How to Sequence Growth Tests
Growth Mar 10, 2019
When looking to drive growth for your startup, it’s highly unlikely that you’ll run out of ideas to execute on. If you’ve hit that point then I’d urge you to bring in some outside help — a stranger, perhaps — to look at your product and to offer candid feedback. Solicit people to poke holes in your model — you need to keep innovating to survive.
For the rest of you — you’ll probably hit a point sometime soon where you have too many ideas, and realize that you’ll only be able to execute on 10% of them at best due to various constraints — time, money, or more likely, resources. What’s more — as time passes, what once seemed like a viable test idea may have become irrelevant because of core product changes, company direction changes, changes to the value prop — you name it! So, how do you make sure that the tests that you are running are the right ones to be running at the right time? It’s all about planning around effort and impact.

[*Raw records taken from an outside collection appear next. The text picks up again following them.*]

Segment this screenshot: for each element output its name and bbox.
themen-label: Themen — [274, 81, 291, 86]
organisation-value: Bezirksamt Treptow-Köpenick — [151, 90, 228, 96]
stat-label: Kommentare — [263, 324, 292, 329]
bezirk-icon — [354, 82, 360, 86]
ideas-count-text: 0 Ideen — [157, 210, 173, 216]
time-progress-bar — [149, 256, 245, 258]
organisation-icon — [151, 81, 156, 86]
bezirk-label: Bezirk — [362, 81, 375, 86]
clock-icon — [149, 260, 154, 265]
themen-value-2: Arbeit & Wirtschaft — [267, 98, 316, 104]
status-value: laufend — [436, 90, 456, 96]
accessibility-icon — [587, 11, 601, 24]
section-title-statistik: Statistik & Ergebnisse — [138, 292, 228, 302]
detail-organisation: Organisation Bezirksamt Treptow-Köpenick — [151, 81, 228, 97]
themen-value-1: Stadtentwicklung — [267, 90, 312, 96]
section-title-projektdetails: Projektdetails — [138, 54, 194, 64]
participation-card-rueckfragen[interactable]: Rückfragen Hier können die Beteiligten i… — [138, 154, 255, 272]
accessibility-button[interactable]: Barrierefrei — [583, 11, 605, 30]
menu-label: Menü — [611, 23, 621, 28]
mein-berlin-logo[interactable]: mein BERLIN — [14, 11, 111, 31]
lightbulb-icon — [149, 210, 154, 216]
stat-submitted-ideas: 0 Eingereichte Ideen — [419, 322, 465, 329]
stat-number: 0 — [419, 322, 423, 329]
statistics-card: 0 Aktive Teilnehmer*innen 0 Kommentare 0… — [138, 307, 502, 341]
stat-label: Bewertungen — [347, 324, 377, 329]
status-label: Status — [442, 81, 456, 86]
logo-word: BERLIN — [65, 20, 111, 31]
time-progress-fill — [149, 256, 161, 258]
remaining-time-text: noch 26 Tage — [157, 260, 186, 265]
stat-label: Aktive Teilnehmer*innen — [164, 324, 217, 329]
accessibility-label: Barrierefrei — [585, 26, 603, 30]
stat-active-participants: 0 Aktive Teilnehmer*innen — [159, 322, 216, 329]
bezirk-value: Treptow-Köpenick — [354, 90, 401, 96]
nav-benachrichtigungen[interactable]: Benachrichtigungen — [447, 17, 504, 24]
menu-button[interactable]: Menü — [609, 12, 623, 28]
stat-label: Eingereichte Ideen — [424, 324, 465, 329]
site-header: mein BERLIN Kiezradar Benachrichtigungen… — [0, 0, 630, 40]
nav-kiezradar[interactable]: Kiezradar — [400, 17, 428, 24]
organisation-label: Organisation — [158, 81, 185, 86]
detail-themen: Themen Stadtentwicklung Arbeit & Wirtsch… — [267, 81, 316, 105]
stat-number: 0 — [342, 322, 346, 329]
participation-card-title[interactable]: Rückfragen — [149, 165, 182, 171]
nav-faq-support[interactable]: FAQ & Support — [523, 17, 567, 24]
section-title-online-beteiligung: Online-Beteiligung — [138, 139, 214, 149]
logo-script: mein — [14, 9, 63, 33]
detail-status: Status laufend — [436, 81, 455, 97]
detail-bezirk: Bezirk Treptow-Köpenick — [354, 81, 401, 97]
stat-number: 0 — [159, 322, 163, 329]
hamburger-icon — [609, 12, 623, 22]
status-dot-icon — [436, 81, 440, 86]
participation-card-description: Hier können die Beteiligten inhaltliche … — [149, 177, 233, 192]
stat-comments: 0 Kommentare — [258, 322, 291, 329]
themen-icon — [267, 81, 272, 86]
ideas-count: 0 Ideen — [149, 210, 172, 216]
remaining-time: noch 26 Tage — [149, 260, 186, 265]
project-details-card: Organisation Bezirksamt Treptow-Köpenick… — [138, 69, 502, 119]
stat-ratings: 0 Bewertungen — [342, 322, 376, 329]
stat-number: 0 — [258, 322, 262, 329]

At Upside, we measured effort and impact of a test on a scale of 1–5. For effort, a 1 is “very easy” and a 5 is “very hard.” For impact, a 1 is “huge potential impact” and 5 is “small impact.” Here’s how we looked at it:
Effort
1 — very easy
2 — easy
3 — medium
4 — hard
5 — very hard
Impact
1 — huge potential impact
2 — large potential impact
3 — good impact
4 — unsure of impact
5 — low impact
In the early days of growth testing, it’s relatively easy to pick off a large number of “1 and 1” efforts to impact tests. This is what we often call “low hanging fruit” — the things that we can almost instantly deploy that should generate a huge impact on your goals. In the early stages, you’ll want to make sure you are running a large number of low or fairly-low effort tests that drive high impact, alongside higher effort tests that also drive high impact. Focus on impact, and brutally prioritize your time and tests that way. Your test plan should look something like this:
Test 1
Effort — 1
Impact — 1
Test 2
Effort — 1
Impact — 1
Test 3
Effort — 2
Impact — 1
Test 4
Effort — 2
Impact — 1
As your product matures, you’ll typically have to work increasingly harder to produce high effort low impact tests. It’s just the nature of optimization — you hope that your early tests move the needle and as a result, you make it harder to reach the same impact with low effort. This isn’t a bad thing! It means you’ve probably got product/market fit, and that the growth flywheel is spinning! Congratulations!
At Upside, when we had a test idea we’d look at it through the lens of goal/hypothesis as well as effort/impact. The general ratio we look for is somewhere around 75% medium or high impact, low effort tests and 25% higher impact, higher effort tests. In one low effort, high impact test we simply wanted to see if we could get business travelers to sign up for a special offer by popping up an email capture modal. That test took 15 mins to bake and resulted in a point-level improvement in conversion rate across the board. It’s rare to get such big wins so easily, but you should strive to ideate and launch as many of these “low hanging fruit” tests as possible.
You’ll want to spend some time each week making sure to clean out or de-prioritize test ideas that once seemed like great ones, but are now no longer relevant. We take a few minutes of each week to “prune” the older ideas. Tactically, we also put our test ideas into a sortable list so that we can easily see what our 1 effort 1 impact ideas are, and keep them bubbled up to the top.